Vic’s face paled.

More gently, Balthazar added, “This is no place for the living. This belongs to the dead.”

Vic ran his hands through his shaggy hair, nodded once at Ranulf and walked out of the projection room. Probably he would head home, where he’d try to do something useful — clean house, maybe, or make food nobody else could eat. Human concerns seemed very distant at that moment.

Now that Vic had left, I could finally voice the thought that had been haunting me for hours. “Should we — ” My throat choked up, and I had to swallow hard. “Should we let this happen?”

“You mean that you believe we should destroy Lucas.” From anybody else, this would have sounded too harsh to bear; from Ranulf, it was simple, calm fact. “That we should prevent him from rising as a vampire, and accept this as his final death.”

“I don’t want to do that. I can’t begin to tell you how much I don’t want that,” I answered. Every word I spoke felt like blood being squeezed from my heart. “But I know it’s what Lucas would want.” Didn’t loving someone mean putting their wishes first, even with something as terrible as this?

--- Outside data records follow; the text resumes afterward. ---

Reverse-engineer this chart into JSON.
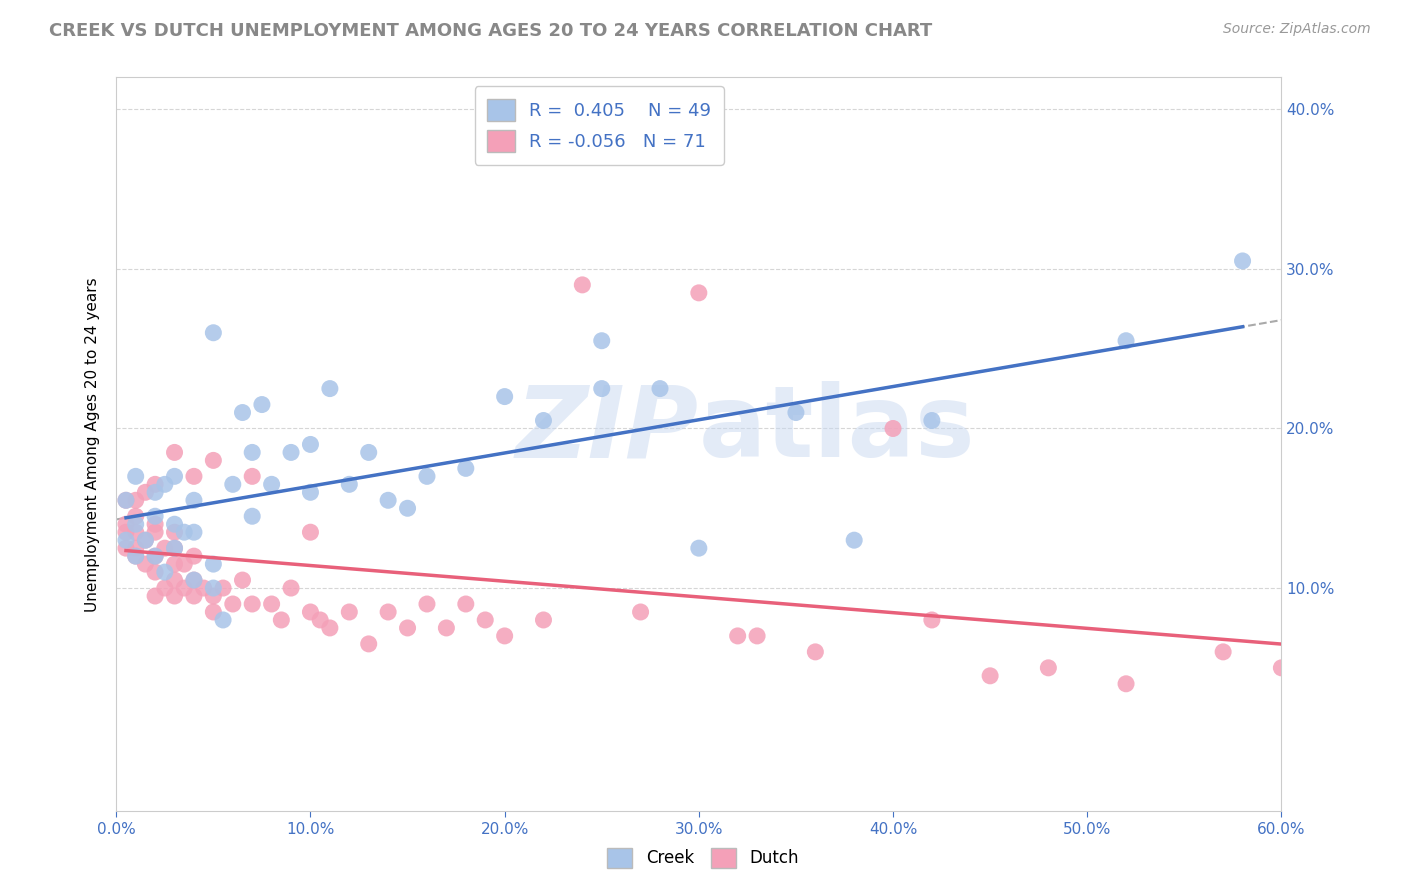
{
  "title": "CREEK VS DUTCH UNEMPLOYMENT AMONG AGES 20 TO 24 YEARS CORRELATION CHART",
  "source_text": "Source: ZipAtlas.com",
  "ylabel": "Unemployment Among Ages 20 to 24 years",
  "xlabel": "",
  "xlim": [
    0.0,
    0.6
  ],
  "ylim": [
    -0.04,
    0.42
  ],
  "xticks": [
    0.0,
    0.1,
    0.2,
    0.3,
    0.4,
    0.5,
    0.6
  ],
  "yticks": [
    0.1,
    0.2,
    0.3,
    0.4
  ],
  "creek_color": "#a8c4e8",
  "dutch_color": "#f4a0b8",
  "creek_line_color": "#4472c4",
  "dutch_line_color": "#e8607a",
  "creek_dash_color": "#aaaaaa",
  "creek_R": 0.405,
  "creek_N": 49,
  "dutch_R": -0.056,
  "dutch_N": 71,
  "legend_R_color": "#4472c4",
  "watermark": "ZIPatlas",
  "creek_x": [
    0.005,
    0.005,
    0.01,
    0.01,
    0.01,
    0.015,
    0.02,
    0.02,
    0.02,
    0.025,
    0.025,
    0.03,
    0.03,
    0.03,
    0.035,
    0.04,
    0.04,
    0.04,
    0.05,
    0.05,
    0.05,
    0.055,
    0.06,
    0.065,
    0.07,
    0.07,
    0.075,
    0.08,
    0.09,
    0.1,
    0.1,
    0.11,
    0.12,
    0.13,
    0.14,
    0.15,
    0.16,
    0.18,
    0.2,
    0.22,
    0.25,
    0.25,
    0.28,
    0.3,
    0.35,
    0.38,
    0.42,
    0.52,
    0.58
  ],
  "creek_y": [
    0.13,
    0.155,
    0.12,
    0.14,
    0.17,
    0.13,
    0.12,
    0.145,
    0.16,
    0.11,
    0.165,
    0.125,
    0.14,
    0.17,
    0.135,
    0.105,
    0.135,
    0.155,
    0.1,
    0.115,
    0.26,
    0.08,
    0.165,
    0.21,
    0.145,
    0.185,
    0.215,
    0.165,
    0.185,
    0.16,
    0.19,
    0.225,
    0.165,
    0.185,
    0.155,
    0.15,
    0.17,
    0.175,
    0.22,
    0.205,
    0.225,
    0.255,
    0.225,
    0.125,
    0.21,
    0.13,
    0.205,
    0.255,
    0.305
  ],
  "dutch_x": [
    0.005,
    0.005,
    0.005,
    0.005,
    0.01,
    0.01,
    0.01,
    0.01,
    0.01,
    0.015,
    0.015,
    0.015,
    0.02,
    0.02,
    0.02,
    0.02,
    0.02,
    0.02,
    0.025,
    0.025,
    0.03,
    0.03,
    0.03,
    0.03,
    0.03,
    0.03,
    0.035,
    0.035,
    0.04,
    0.04,
    0.04,
    0.04,
    0.045,
    0.05,
    0.05,
    0.05,
    0.055,
    0.06,
    0.065,
    0.07,
    0.07,
    0.08,
    0.085,
    0.09,
    0.1,
    0.1,
    0.105,
    0.11,
    0.12,
    0.13,
    0.14,
    0.15,
    0.16,
    0.17,
    0.18,
    0.19,
    0.2,
    0.22,
    0.24,
    0.27,
    0.3,
    0.32,
    0.33,
    0.36,
    0.4,
    0.42,
    0.45,
    0.48,
    0.52,
    0.57,
    0.6
  ],
  "dutch_y": [
    0.125,
    0.135,
    0.14,
    0.155,
    0.12,
    0.125,
    0.135,
    0.145,
    0.155,
    0.115,
    0.13,
    0.16,
    0.095,
    0.11,
    0.12,
    0.135,
    0.14,
    0.165,
    0.1,
    0.125,
    0.095,
    0.105,
    0.115,
    0.125,
    0.135,
    0.185,
    0.1,
    0.115,
    0.095,
    0.105,
    0.12,
    0.17,
    0.1,
    0.085,
    0.095,
    0.18,
    0.1,
    0.09,
    0.105,
    0.09,
    0.17,
    0.09,
    0.08,
    0.1,
    0.085,
    0.135,
    0.08,
    0.075,
    0.085,
    0.065,
    0.085,
    0.075,
    0.09,
    0.075,
    0.09,
    0.08,
    0.07,
    0.08,
    0.29,
    0.085,
    0.285,
    0.07,
    0.07,
    0.06,
    0.2,
    0.08,
    0.045,
    0.05,
    0.04,
    0.06,
    0.05
  ],
  "background_color": "#ffffff",
  "grid_color": "#cccccc",
  "title_fontsize": 13,
  "axis_label_fontsize": 11,
  "tick_fontsize": 11,
  "legend_fontsize": 13
}
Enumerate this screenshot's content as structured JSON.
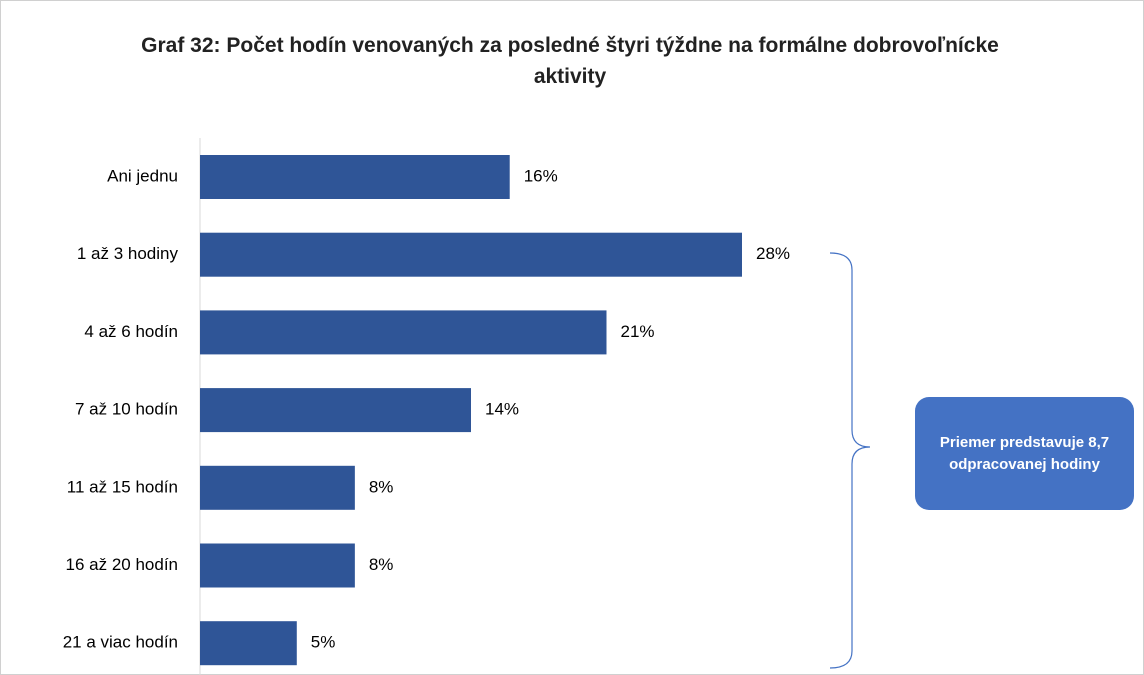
{
  "chart_data": {
    "type": "bar",
    "orientation": "horizontal",
    "title": "Graf 32: Počet hodín venovaných za posledné štyri týždne na formálne dobrovoľnícke aktivity",
    "categories": [
      "Ani jednu",
      "1 až 3 hodiny",
      "4 až 6 hodín",
      "7 až 10 hodín",
      "11 až 15 hodín",
      "16 až 20 hodín",
      "21 a viac hodín"
    ],
    "values": [
      16,
      28,
      21,
      14,
      8,
      8,
      5
    ],
    "value_labels": [
      "16%",
      "28%",
      "21%",
      "14%",
      "8%",
      "8%",
      "5%"
    ],
    "color": "#2f5597",
    "annotation": "Priemer predstavuje 8,7 odpracovanej hodiny"
  }
}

Balthazar shook his head. “Don’t do it.”

“You sound very sure.” I tried to say it calmly. Still, I was so angry at Balthazar that I could hardly look at him; he’d brought Lucas into the battle against Charity, even though he knew Lucas was numb with grief and unable to fight at his best. It felt like Lucas’s death was as much his fault as Charity’s. “Are you just telling me what I want to hear?”

Balthazar frowned. “When have I ever done that? Bianca, listen to me. If you’d asked me the day before I became a vampire whether I’d want to rise as undead, I would have said no.”

“You would still say no, if you had the chance. If you could go back. Wouldn’t you?” I demanded.

That caught him off guard. “We aren’t only talking about me. Think about your parents. About Patrice, and Ranulf, the other vampires you know. Would they really be better off rotting in their graves?”